Last week, 71 Republic’s Carlos Hermosillo wrote two pieces on MMA fighter Conor McGregor’s alleged sexual misconduct. Shortly after we published the second piece, McGregor’s PR agent, Caroline McAteer, sent us an email in which she demanded we remove the second piece. The article in question, which stated that McGregor supposedly offered more than a million Euros to his alleged rape victim, is available here. But 71 Republic is uninterested in McAteer’s little intimidation game.
From Sunday to Tuesday, Caroline McAteer, director of The Sports PR Company, sent 71 Republic a series of obnoxious emails. One of the UK’s top PR agents, her common theme was an attempt to suppress negative press against her client.
This is far from the first time that McAteer has come under fire for trying to manipulate the media. In fact, the Guardian ran a piece in 2003 in which they revealed that some showbiz correspondents refer to her as the “devil woman” for her vicious tendency to demand corrections when she believes the writers have misrepresented her clients. The writers maintain that no such misrepresentation is present. Starting to see a parallel? One correspondent noted that “as far as she’s concerned, everything’s wrong”.
This week, Caroline McAteer continued what appears to be at least a 15-year long legacy of trying to control what isn’t hers to control. Though her client is now Conor McGregor, rather than David Beckham, her desire to obfuscate the truth has yet to wane.
On Tuesday, October 22, the day of the second article’s publication, McAteer emailed the following to CEO Matthew Geiger:
“Matt – your article regarding our client is false and defamatory – suggest you remove immediately unless you wish us to take legal action ?
Sent from my iPhone”
The thing is, though, the article isn’t false. Hermosillo sources the piece well with links to the New York Times and Forbes, among other outlets.
Caroline McAteer Continues
However, McAteer foolishly kept going. On Tuesday, October 29, she sent another prickly message to Geiger.
“I am well aware of the US law which also does not permit you to print lies about an individual ?

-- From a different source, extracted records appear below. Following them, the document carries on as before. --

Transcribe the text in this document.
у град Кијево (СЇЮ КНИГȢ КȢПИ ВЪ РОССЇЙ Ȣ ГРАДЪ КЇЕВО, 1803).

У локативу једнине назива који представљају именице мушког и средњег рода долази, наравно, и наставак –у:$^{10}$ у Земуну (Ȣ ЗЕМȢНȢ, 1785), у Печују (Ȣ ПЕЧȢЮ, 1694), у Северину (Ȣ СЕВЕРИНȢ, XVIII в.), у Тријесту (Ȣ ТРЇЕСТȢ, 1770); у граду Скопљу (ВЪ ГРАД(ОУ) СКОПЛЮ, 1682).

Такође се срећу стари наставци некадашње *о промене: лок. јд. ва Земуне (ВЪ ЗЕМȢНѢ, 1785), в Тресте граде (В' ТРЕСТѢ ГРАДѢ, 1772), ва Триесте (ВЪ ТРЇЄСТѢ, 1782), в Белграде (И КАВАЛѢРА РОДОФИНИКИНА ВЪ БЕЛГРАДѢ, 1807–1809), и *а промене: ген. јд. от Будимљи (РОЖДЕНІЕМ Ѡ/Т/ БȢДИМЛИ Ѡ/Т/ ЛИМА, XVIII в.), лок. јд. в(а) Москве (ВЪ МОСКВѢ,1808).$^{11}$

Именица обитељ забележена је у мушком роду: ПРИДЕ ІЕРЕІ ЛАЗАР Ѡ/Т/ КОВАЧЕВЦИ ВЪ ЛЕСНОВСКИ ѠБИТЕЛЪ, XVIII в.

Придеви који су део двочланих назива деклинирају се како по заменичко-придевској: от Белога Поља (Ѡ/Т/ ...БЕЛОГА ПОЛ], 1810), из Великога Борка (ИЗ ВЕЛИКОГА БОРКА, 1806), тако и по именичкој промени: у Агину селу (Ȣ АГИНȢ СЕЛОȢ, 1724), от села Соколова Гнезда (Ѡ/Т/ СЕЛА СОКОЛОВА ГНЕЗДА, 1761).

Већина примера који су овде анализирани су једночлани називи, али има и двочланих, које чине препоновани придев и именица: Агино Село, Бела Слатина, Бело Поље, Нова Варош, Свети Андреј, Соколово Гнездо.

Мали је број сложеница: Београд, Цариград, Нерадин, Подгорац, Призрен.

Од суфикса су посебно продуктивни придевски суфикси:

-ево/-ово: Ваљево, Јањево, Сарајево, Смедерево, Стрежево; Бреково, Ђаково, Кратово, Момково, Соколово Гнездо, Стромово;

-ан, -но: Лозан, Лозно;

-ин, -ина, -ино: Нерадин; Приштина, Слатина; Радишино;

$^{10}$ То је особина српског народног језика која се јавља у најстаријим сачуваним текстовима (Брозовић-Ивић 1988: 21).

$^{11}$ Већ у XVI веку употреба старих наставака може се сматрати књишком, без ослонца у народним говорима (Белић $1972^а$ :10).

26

Can put our lawyers in touch should you require further clarification?
Sent from my iPhone”
Though the United Kingdom has no problem going after people for unpopular speech, the United States doesn’t operate that way. Despite prompting, McAteer was unable to point specifically to any supposedly untrue section of Hermosillo’s article.
Geiger then responded to McAteer, effectively conveying the accurate message that McGregor’s scandal is her problem to deal with.
I understand that allegations of your client being a sex offender make your job difficult, but frankly that is your problem—not ours. We remain confident the 1st Amendment and decades of subsequent case law protect the free press over the feelings of your client. US media organizations enjoy protections that British organizations don’t, and we are not intimidated by your threats.
The PR agent’s string of emails had a poorly-disguised goal: suppressing speech that places her client in a negative light. Unfortunately for her, we at 71 Republic take the matter of free speech very seriously.
71 Republic reached out to McAteer for further comment for this article; she did not immediately respond.
McAteer’s mockery of free speech is a stain on the principles of responsible journalism. Her empty threats seek to remove truth from the world and replace it with feeble protection for a powerful sports figure. We at 71 Republic give no advantages to McAteer, McGregor, or his accusers; truth alone will guide them to their respective fates.
Ms. McAteer, if you want the McGregor piece removed, come and take it.